From Yankee Magazine's New England Innkeepers' Cookbook

Eggs Recipes | Miscellaneous Recipes

Yield: Serves 6 to 8

In addition to breakfast, this makes a great supper as well. On Cranberry Pond Bed and Breakfast, Middleboro, Massachusetts

  • 1 pound ground pork sausage (the chef uses Sardinha sausage because it’s low-fat)
  • 1 small onion, chopped
  • 1/2 teaspoon garlic powder
  • 2-1/4 cups milk
  • 10 eggs
  • 1-1/2 teaspoons dry mustard
  • 1/2 teaspoon salt
  • 1-1/2 cups grated cheddar cheese
  • 2 cups flavored croutons

Cook the sausage, onion, and garlic powder in a large skillet over medium heat until the sausage browns. Drain well.

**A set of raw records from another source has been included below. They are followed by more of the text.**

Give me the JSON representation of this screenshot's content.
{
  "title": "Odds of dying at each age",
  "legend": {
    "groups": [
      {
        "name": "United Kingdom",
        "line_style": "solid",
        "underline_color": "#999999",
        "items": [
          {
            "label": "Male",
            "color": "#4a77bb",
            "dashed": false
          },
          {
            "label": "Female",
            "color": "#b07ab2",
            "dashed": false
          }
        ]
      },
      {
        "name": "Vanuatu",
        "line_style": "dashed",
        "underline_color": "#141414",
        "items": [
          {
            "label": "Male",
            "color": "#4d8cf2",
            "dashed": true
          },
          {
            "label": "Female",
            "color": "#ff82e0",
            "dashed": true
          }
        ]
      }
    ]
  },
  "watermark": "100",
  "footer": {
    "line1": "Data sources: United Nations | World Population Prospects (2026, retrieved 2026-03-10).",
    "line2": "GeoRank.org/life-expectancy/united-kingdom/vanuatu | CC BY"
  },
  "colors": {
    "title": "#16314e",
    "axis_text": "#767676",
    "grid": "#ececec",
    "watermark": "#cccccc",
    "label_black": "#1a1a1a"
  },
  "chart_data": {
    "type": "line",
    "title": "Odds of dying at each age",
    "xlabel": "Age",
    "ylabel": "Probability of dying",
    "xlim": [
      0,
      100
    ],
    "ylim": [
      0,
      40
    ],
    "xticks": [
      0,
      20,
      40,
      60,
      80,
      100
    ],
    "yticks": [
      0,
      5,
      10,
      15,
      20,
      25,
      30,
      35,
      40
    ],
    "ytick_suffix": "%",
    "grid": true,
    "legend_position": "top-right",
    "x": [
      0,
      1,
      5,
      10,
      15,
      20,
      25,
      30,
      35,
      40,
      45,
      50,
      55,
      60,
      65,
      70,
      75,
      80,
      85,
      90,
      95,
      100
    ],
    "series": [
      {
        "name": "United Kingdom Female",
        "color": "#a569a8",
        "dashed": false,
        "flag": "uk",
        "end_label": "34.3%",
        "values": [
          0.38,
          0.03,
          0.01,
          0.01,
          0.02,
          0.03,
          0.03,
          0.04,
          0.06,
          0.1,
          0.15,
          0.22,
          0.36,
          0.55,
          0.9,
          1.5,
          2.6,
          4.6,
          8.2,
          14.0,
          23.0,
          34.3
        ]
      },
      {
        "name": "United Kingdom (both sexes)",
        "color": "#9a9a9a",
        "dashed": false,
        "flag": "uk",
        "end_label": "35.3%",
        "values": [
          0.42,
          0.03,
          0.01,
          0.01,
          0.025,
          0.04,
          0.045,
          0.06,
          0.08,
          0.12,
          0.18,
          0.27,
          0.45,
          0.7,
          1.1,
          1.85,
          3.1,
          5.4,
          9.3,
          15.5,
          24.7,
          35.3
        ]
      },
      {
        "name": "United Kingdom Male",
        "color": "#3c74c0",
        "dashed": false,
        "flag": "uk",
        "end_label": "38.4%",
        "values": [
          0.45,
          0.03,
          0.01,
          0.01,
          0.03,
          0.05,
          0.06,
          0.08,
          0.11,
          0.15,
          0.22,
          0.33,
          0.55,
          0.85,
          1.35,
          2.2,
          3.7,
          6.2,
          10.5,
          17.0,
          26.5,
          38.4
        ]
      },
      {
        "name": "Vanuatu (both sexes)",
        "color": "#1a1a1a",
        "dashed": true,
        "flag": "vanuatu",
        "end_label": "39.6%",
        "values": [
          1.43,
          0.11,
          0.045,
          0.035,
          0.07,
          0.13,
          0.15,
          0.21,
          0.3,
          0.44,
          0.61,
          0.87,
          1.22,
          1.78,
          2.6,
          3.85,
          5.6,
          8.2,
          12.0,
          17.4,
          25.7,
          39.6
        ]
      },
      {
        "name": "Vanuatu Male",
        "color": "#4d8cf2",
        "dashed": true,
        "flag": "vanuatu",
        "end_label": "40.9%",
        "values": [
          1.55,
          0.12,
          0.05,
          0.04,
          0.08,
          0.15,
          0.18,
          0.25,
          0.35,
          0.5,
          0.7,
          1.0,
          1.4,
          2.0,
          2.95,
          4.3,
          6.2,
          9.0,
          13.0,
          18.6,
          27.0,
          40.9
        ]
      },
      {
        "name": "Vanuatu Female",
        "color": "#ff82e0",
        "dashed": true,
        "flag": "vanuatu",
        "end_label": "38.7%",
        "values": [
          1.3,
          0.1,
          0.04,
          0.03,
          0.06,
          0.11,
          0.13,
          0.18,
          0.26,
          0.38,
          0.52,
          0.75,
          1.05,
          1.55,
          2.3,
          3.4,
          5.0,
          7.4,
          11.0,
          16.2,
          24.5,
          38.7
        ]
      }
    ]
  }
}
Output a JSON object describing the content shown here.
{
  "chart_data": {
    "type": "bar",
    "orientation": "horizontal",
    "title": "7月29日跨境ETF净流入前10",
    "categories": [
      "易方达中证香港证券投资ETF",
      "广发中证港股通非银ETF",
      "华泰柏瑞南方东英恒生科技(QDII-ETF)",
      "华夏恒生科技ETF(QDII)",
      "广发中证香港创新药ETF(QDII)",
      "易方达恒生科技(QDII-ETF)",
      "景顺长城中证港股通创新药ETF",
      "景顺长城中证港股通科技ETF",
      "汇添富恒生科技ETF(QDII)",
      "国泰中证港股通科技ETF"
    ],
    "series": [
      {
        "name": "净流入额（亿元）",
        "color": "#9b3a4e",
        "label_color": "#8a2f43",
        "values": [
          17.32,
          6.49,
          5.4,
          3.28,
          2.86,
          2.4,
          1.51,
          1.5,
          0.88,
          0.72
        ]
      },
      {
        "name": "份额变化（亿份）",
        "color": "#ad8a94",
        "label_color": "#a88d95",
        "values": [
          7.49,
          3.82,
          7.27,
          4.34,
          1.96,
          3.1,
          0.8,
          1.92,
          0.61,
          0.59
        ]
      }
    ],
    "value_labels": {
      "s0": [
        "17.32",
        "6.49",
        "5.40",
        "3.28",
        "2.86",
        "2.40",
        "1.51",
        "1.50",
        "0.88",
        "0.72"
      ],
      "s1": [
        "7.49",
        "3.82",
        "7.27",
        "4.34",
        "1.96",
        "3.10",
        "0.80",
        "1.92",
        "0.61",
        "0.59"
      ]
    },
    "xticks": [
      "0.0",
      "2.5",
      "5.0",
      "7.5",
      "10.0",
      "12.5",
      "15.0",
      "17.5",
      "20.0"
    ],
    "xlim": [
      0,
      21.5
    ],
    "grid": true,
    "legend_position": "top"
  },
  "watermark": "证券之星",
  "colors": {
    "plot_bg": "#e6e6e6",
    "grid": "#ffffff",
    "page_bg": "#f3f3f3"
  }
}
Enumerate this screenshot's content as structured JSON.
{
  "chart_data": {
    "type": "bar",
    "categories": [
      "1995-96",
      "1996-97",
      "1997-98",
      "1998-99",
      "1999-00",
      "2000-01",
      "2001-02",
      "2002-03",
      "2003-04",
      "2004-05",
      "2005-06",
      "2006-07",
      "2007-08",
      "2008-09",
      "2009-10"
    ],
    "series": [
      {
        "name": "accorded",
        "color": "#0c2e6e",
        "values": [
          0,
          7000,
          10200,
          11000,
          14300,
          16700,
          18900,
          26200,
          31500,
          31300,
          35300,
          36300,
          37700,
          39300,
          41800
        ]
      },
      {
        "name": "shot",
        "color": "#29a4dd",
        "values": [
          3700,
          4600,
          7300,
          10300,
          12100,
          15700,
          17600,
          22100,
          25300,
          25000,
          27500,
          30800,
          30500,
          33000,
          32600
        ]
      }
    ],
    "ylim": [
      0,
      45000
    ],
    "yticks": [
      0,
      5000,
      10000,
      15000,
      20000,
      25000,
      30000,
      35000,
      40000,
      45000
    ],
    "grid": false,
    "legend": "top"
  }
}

In a large bowl, combine the milk, eggs, mustard, and salt and beat for 1 minute. Stir in the cheese, croutons, and sausage. Pour into an ungreased 13x9-inch pan and bake uncovered in a preheated 350 degree oven for 30 to 40 minutes or until a knife inserted in the center comes out clean.

NOTE: This recipe can be prepared the night before, refrigerated, and then baked in the morning, but extend the cooking time by about 10 minutes.